Following an investigation into the accident, police determined that Joshie had been walking home by himself when he was hit.
Police also determined that Arias was driving her silver Volkswagen Beetle when she hit Joshie in the intersection of Butterfield Boulevard and San Pedro Avenue. She was arrested June 21 after the investigation which included recorded surveillance video footage that police acquired from a church near the intersection, and other evidence, police said.
Joshie’s mother Stacie Valdez said after Monday’s hearing that she is “content” with Arias’ sentence. She also gave a statement in court before Lee ordered a sentence for Arias. She said she sympathizes with the fact that her son’s injuries were accidental, but also wondered why Arias did not stop and call for help.
“We all make mistakes, and we’re all human,” Stacie Valdez said. “But what really makes me angry is (Arias) not stopping to make a phone call” to report the accident and seek help for Joshie.
Lee added that Arias, Valdez and their respective family members had submitted a total of more than 20 letters on their loved ones’ behalf.

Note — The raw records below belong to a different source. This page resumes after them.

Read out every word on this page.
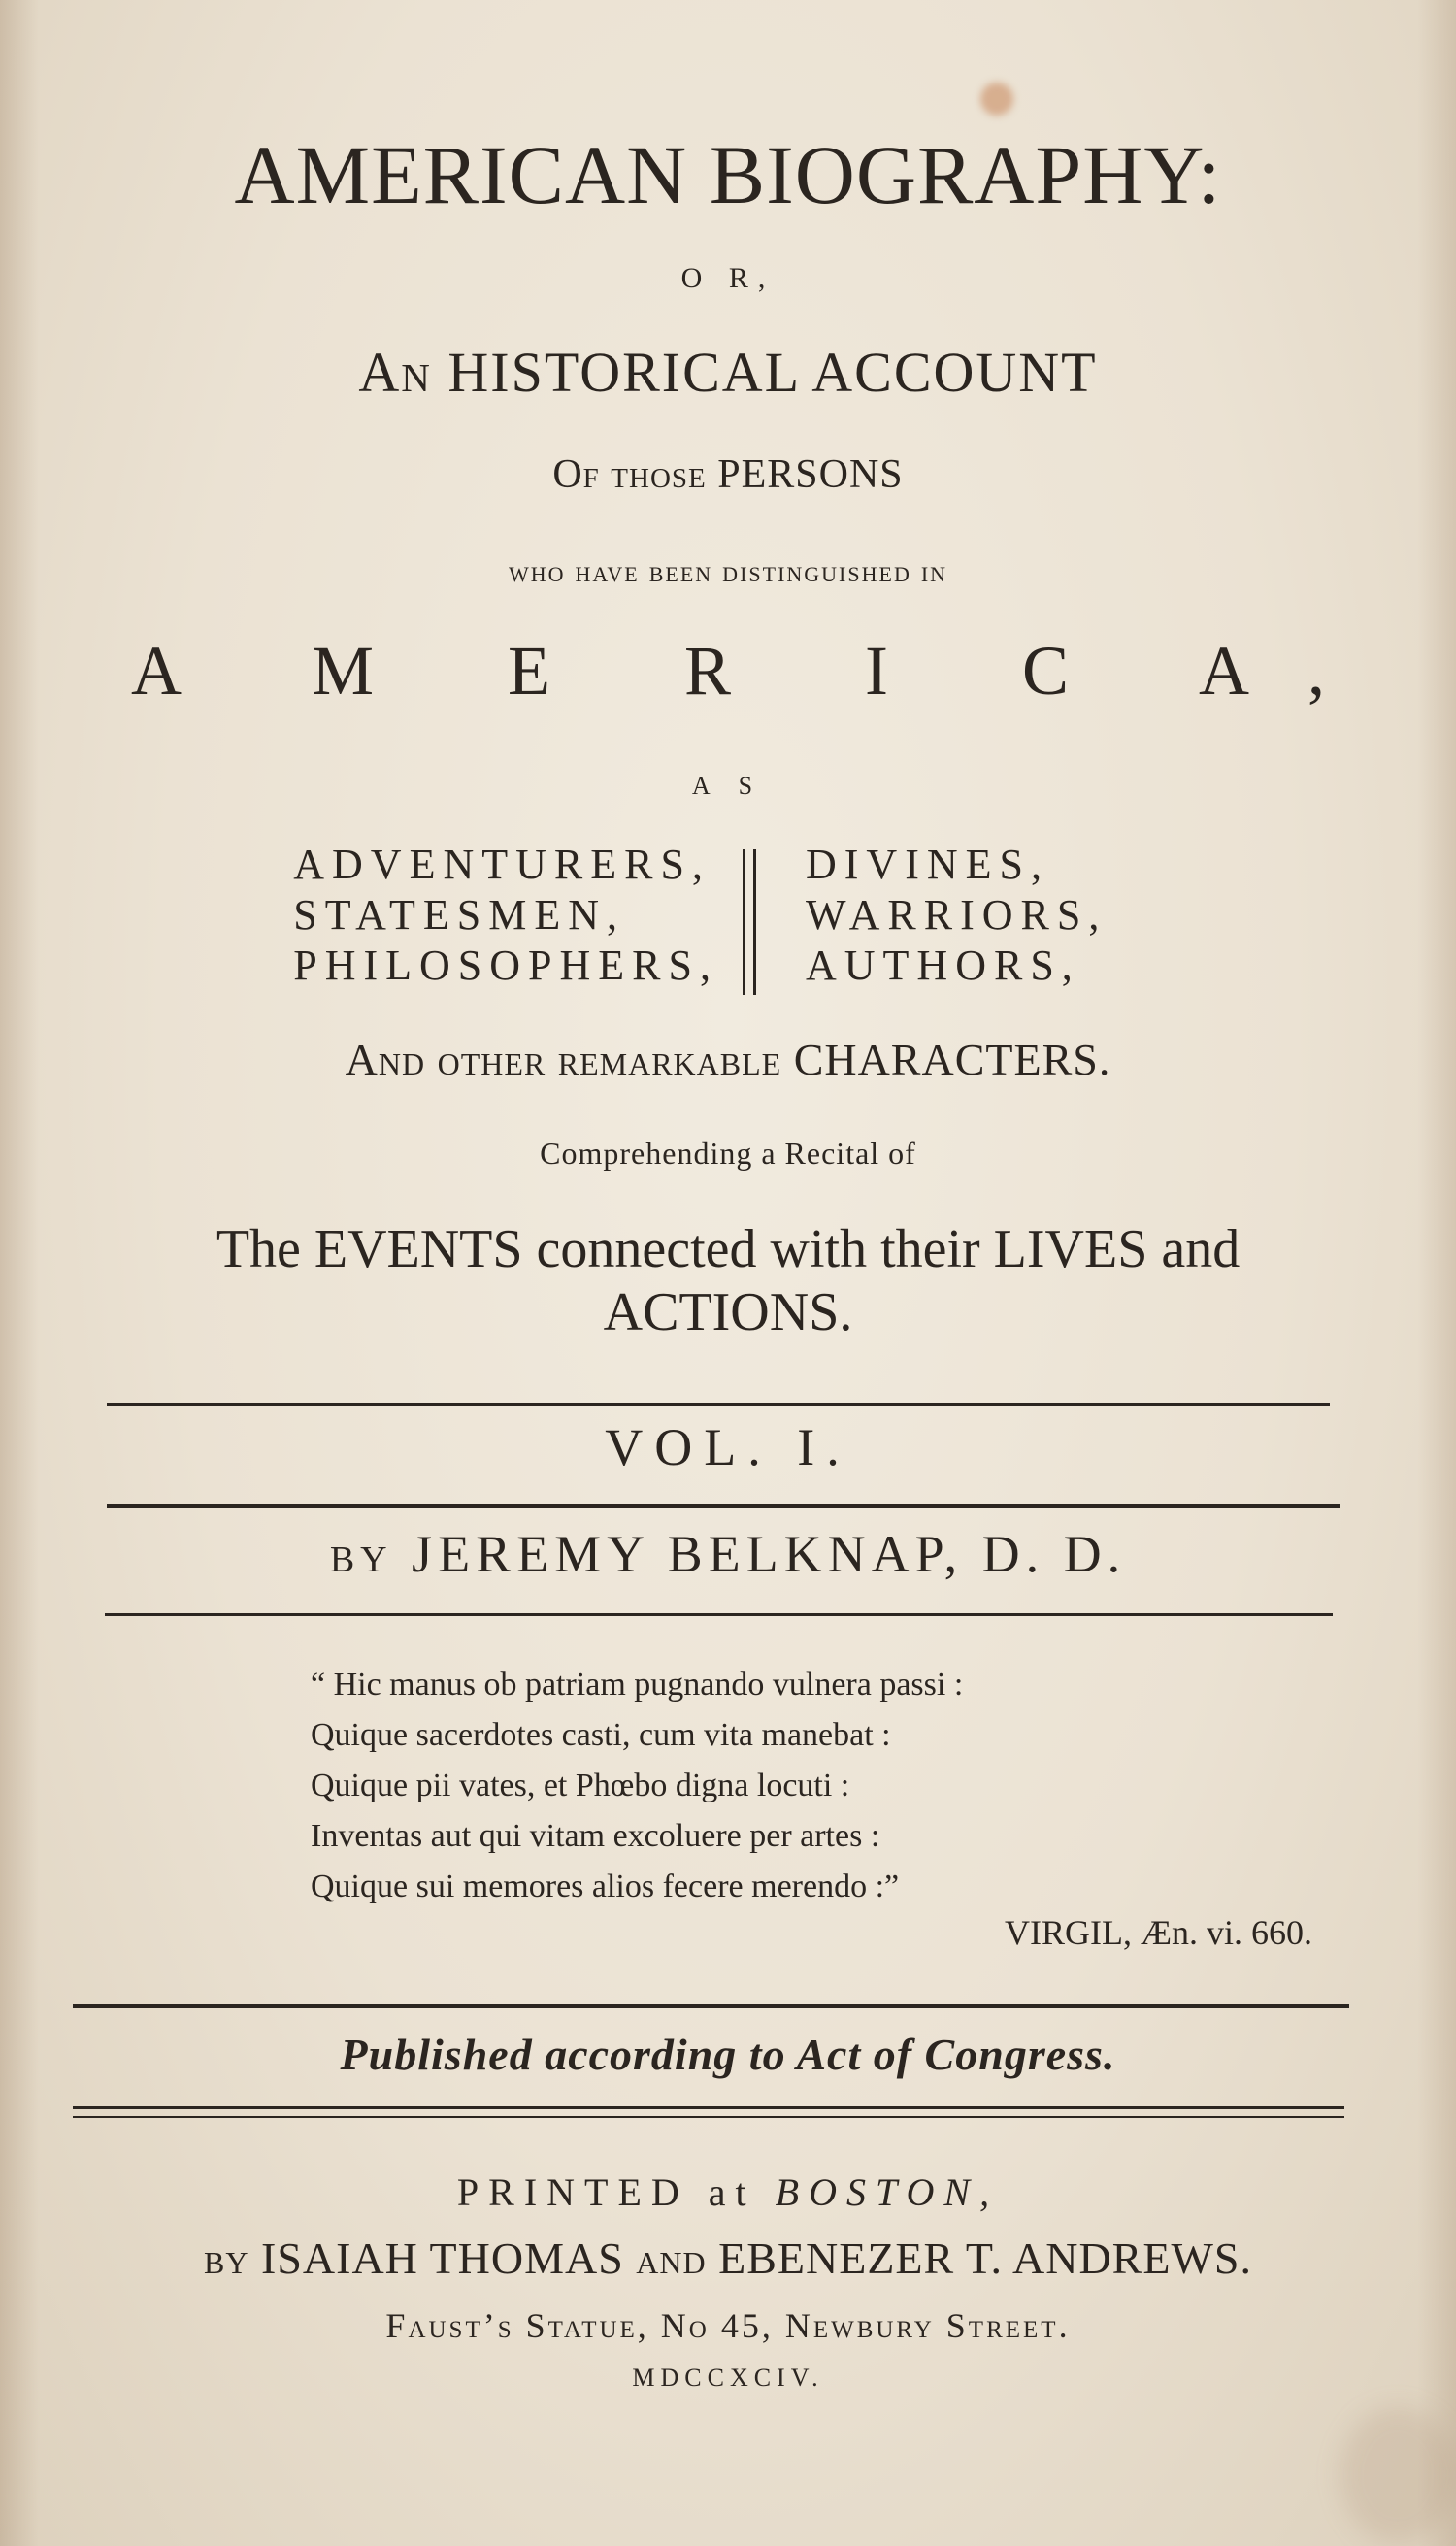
AMERICAN BIOGRAPHY:
O R,
An HISTORICAL ACCOUNT
Of those PERSONS
who have been distinguished in
A M E R I C A,
A S
ADVENTURERS,
STATESMEN,
PHILOSOPHERS,
DIVINES,
WARRIORS,
AUTHORS,
And other remarkable CHARACTERS.
Comprehending a Recital of
The EVENTS connected with their LIVES and
ACTIONS.
VOL. I.
by JEREMY BELKNAP, D. D.
“ Hic manus ob patriam pugnando vulnera passi :
Quique sacerdotes casti, cum vita manebat :
Quique pii vates, et Phœbo digna locuti :
Inventas aut qui vitam excoluere per artes :
Quique sui memores alios fecere merendo :”
VIRGIL, Æn. vi. 660.
Published according to Act of Congress.
PRINTED at BOSTON,
by ISAIAH THOMAS and EBENEZER T. ANDREWS.
Faust’s Statue, No 45, Newbury Street.
MDCCXCIV.
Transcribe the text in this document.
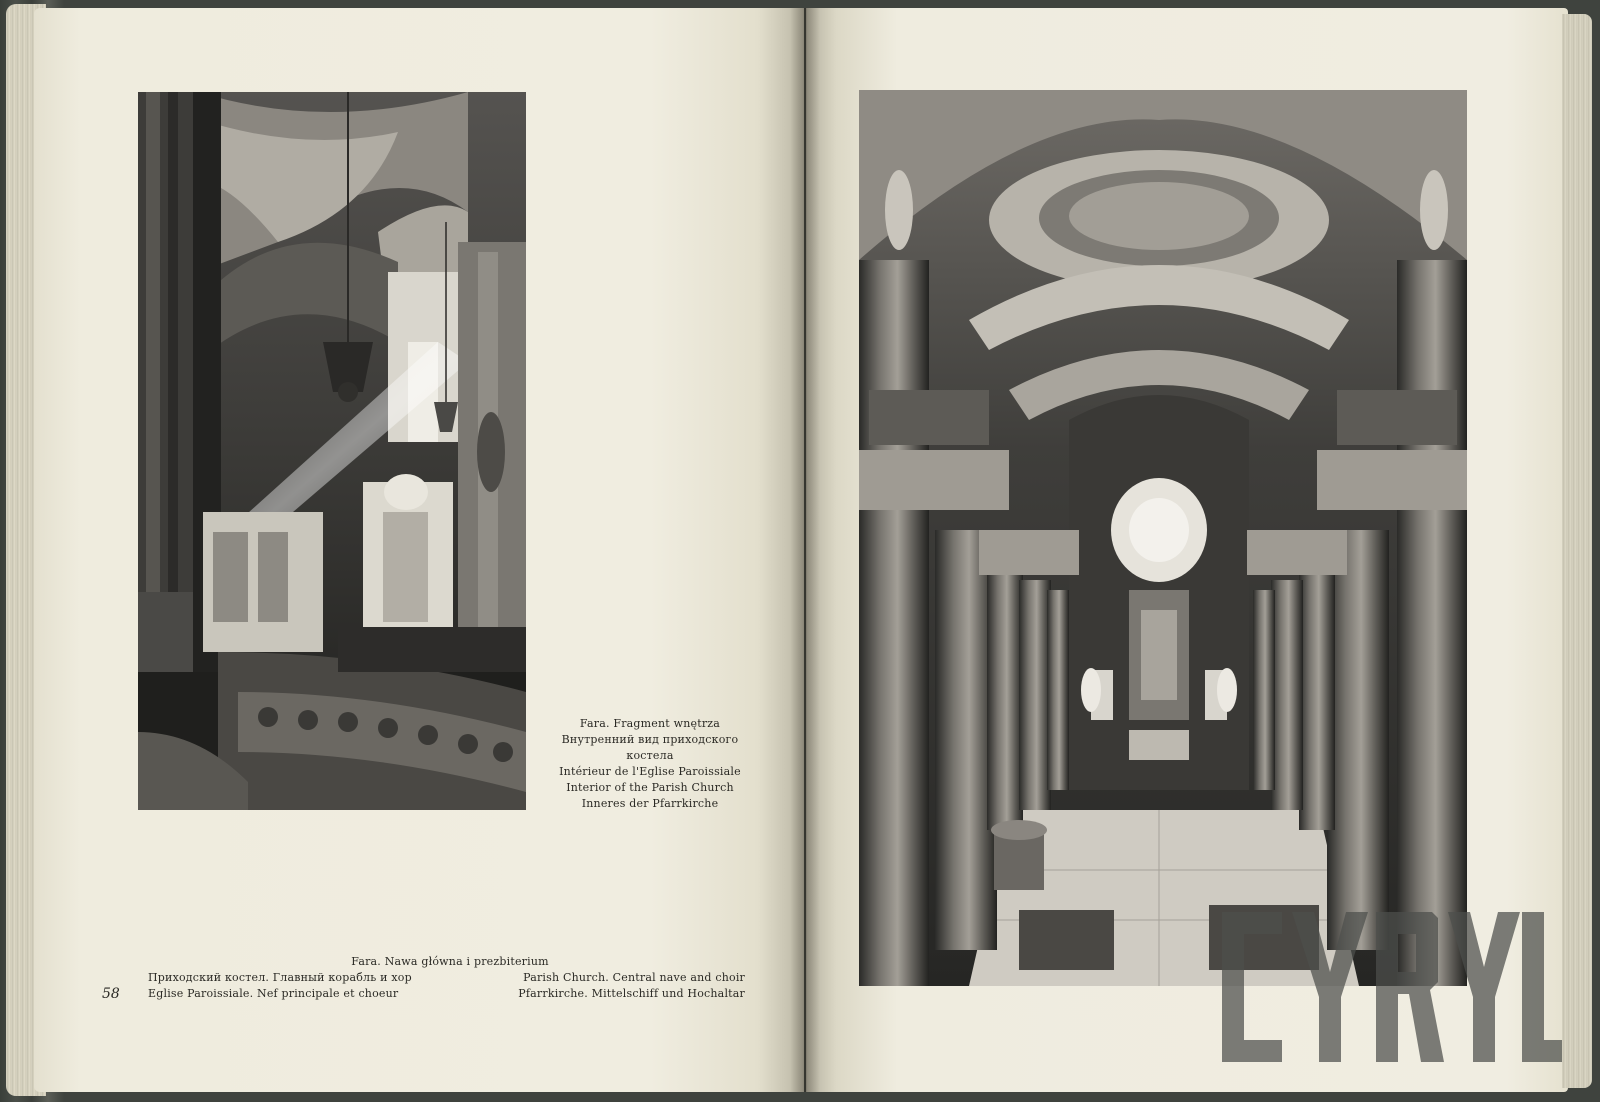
Fara. Fragment wnętrza
Внутренний вид приходского
костела
Intérieur de l'Eglise Paroissiale
Interior of the Parish Church
Inneres der Pfarrkirche
Fara. Nawa główna i prezbiterium
Приходский костел. Главный корабль и хор
Eglise Paroissiale. Nef principale et choeur
Parish Church. Central nave and choir
Pfarrkirche. Mittelschiff und Hochaltar
58
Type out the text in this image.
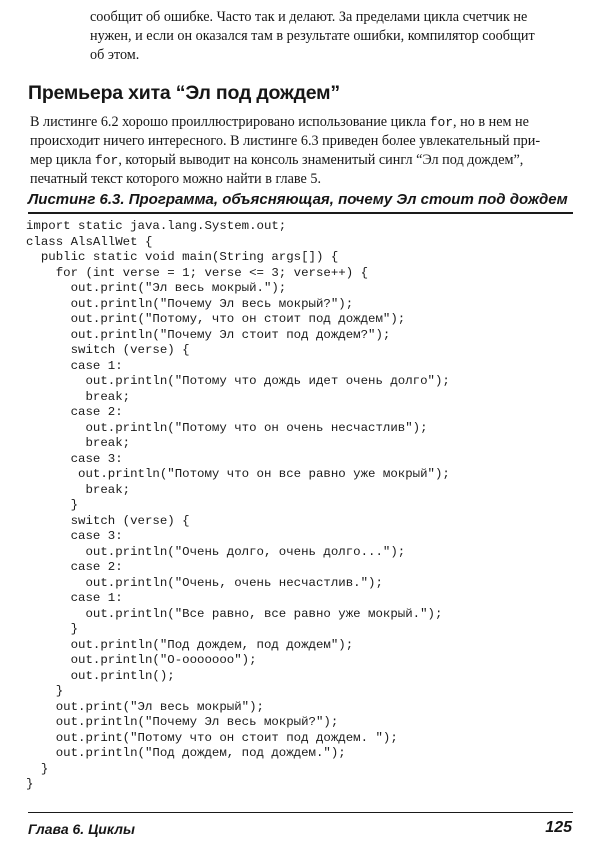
сообщит об ошибке. Часто так и делают. За пределами цикла счетчик не
нужен, и если он оказался там в результате ошибки, компилятор сообщит
об этом.

Премьера хита “Эл под дождем”

В листинге 6.2 хорошо проиллюстрировано использование цикла for, но в нем не
происходит ничего интересного. В листинге 6.3 приведен более увлекательный при-
мер цикла for, который выводит на консоль знаменитый сингл “Эл под дождем”,
печатный текст которого можно найти в главе 5.

Листинг 6.3. Программа, объясняющая, почему Эл стоит под дождем
import static java.lang.System.out;
class AlsAllWet {
public static void main(String args[]) {
for (int verse = 1; verse <= 3; verse++) {
out.print("Эл весь мокрый.");
out.println("Почему Эл весь мокрый?");
out.print("Потому, что он стоит под дождем");
out.println("Почему Эл стоит под дождем?");
switch (verse) {
case 1:
out.println("Потому что дождь идет очень долго");
break;
case 2:
out.println("Потому что он очень несчастлив");
break;
case 3:
out.println("Потому что он все равно уже мокрый");
break;
}
switch (verse) {
case 3:
out.println("Очень долго, очень долго...");
case 2:
out.println("Очень, очень несчастлив.");
case 1:
out.println("Все равно, все равно уже мокрый.");
}
out.println("Под дождем, под дождем");
out.println("О-ооооооо");
out.println();
}
out.print("Эл весь мокрый");
out.println("Почему Эл весь мокрый?");
out.print("Потому что он стоит под дождем. ");
out.println("Под дождем, под дождем.");
}
}
Глава 6. Циклы	125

Joshie’s family reported the current hospital bills for his initial treatment from injuries suffered in the hit-and-run is about $1.1 million. That amount will be subject to verification, and the full amount of restitution will be determined at a future hearing for Arias.
Joshie added after the hearing that bill only covers the hospital room, and not medication, equipment and other costs associated with the treatment of injuries he suffered in the accident. He continued to attend weekly speech, occupational and physical therapy sessions after he got out of the hospital, but he said Monday he has stopped that treatment, mainly due to his inability to continue paying for it. He continues to do some exercises at home to improve his strength and balance.
“I feel like I’m getting better. I wish my speaking would clear up,” he said.
Joshie’s cousin Joseph Marquez, who describes the two as “very close,” said Joshie has been improving from his injuries every day, “but he’s nowhere close to 100 percent.”
“He’s come a long way,” Marquez said.
Marquez, who has helped Joshie’s mother take care of him since he returned home from the hospital, suggested his cousin’s recovery is more important than what happens to Arias.
“The only thing I can say (about Arias) is she’s finally owned up to what she did, and I’m happy that Joshie has been getting better day by day,” Marquez said.